The only way to know that it is cancer for certain is with a biopsy, which will also hopefully reveal how aggressive the cancer is. The most common type of biopsy in the UK is a TRUS (transrectal ultrasound), where small pieces of tissue are taken from different areas of the prostate.
It takes about ten minutes. The results provide a Gleason grade which should show how likely a cancer is to spread. There are five grades; anything above grade two is cancer.
What can I do about it?
Treatments vary and the doctor will advise once the specific type of cancer is known. Some treatments try to remove the tumour completely, while some just try to keep it under control.
If the cancer has not spread outside the prostate, active surveillance may be the best option. This means the cancer is actively monitored with tests but not treated immediately. Often, localised prostate cancer grows slowly and may not spread so treatment is not necessary. This means you avoid the side effects of cancer treatment.
If tests show that the cancer is growing, the appropriate treatment will be recommended to cure the cancer.
Is there a way to prevent prostate cancer?
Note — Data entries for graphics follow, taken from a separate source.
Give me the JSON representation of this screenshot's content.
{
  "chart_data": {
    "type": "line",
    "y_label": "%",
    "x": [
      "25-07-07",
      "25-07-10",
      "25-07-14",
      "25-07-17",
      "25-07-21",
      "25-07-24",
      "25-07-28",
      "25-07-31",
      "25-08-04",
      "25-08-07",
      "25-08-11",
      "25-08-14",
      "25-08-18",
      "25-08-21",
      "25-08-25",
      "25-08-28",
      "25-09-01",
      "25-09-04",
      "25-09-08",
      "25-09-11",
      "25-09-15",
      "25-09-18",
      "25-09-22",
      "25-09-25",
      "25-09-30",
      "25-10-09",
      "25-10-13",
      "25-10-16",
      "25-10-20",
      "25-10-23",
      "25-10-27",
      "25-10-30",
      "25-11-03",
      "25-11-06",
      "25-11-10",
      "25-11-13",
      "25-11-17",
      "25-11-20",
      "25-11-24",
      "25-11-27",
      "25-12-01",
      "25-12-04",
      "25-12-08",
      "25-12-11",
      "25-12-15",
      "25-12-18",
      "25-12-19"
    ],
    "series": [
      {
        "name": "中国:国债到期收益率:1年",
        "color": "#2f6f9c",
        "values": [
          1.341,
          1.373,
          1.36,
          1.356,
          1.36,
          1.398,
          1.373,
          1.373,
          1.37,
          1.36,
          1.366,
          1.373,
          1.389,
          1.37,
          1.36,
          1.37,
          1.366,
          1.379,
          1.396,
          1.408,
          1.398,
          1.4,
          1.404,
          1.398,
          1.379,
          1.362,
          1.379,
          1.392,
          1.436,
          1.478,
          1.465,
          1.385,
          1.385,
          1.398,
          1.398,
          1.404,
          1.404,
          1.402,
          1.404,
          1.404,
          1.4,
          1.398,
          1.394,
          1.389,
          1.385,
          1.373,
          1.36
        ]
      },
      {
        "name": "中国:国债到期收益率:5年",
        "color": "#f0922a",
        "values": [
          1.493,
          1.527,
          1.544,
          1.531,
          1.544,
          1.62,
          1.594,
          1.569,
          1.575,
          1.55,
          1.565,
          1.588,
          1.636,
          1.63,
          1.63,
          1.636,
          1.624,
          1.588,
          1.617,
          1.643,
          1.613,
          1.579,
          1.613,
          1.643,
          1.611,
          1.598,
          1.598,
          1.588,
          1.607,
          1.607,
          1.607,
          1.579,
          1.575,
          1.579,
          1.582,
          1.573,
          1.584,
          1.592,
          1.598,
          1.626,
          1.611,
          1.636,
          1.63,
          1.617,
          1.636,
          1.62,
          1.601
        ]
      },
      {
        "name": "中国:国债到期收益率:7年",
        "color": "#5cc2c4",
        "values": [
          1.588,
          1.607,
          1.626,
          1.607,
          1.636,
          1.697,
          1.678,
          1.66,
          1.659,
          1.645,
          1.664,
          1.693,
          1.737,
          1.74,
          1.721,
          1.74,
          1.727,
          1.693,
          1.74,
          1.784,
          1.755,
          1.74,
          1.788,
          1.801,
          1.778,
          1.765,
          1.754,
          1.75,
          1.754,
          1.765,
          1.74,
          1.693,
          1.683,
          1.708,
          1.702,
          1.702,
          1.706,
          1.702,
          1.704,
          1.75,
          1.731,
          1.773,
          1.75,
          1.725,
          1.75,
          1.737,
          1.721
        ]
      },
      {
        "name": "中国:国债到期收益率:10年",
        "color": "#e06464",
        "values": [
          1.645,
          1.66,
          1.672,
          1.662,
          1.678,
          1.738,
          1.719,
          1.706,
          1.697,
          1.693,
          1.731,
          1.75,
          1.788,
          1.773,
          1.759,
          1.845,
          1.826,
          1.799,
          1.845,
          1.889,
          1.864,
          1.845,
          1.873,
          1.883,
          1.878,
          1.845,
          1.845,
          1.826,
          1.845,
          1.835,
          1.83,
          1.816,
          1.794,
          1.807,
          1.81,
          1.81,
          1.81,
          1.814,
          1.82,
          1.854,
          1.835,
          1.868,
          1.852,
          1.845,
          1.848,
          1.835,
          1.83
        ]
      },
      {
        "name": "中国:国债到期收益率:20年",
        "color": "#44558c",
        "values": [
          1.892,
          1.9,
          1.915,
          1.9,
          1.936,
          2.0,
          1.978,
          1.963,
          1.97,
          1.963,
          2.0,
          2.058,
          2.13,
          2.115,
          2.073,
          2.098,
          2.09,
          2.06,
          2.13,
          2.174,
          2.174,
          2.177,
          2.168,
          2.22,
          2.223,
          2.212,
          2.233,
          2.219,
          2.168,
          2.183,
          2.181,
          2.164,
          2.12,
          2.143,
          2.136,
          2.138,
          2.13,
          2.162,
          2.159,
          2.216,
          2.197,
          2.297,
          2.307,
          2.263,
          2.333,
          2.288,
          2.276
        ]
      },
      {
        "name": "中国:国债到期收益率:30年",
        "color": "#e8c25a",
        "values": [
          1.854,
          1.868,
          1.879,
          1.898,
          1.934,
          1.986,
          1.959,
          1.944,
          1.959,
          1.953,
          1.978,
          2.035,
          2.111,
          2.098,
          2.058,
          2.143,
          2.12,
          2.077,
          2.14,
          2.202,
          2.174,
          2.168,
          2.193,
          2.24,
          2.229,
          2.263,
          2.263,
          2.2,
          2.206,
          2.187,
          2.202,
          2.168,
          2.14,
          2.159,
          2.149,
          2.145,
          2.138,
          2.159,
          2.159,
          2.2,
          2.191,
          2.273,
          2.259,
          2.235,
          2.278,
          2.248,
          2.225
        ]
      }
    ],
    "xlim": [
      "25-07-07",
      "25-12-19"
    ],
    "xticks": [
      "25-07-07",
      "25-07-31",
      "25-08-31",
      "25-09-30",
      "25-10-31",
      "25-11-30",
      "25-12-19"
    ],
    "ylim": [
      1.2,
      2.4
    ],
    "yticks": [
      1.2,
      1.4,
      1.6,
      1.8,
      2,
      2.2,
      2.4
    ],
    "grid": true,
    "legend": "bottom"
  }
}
Though it is not known for certain, healthy diet and exercise may lower the risk of cancer. Recent research suggests that being overweight increases your chances of getting prostate cancer.
How close are we to a cure?
New treatments offer a hope for those living with prostate cancer. Last year, a man with advanced prostate cancer was “cured” by doctors who “shocked” his tumour to death with huge amounts of testosterone.
Professor Sam Denmeade, from John Hopkins University School of Medicine, led that study and called the results “unexpected and exciting”. However, he admitted that they were “still in the early stages of figuring out how this works”.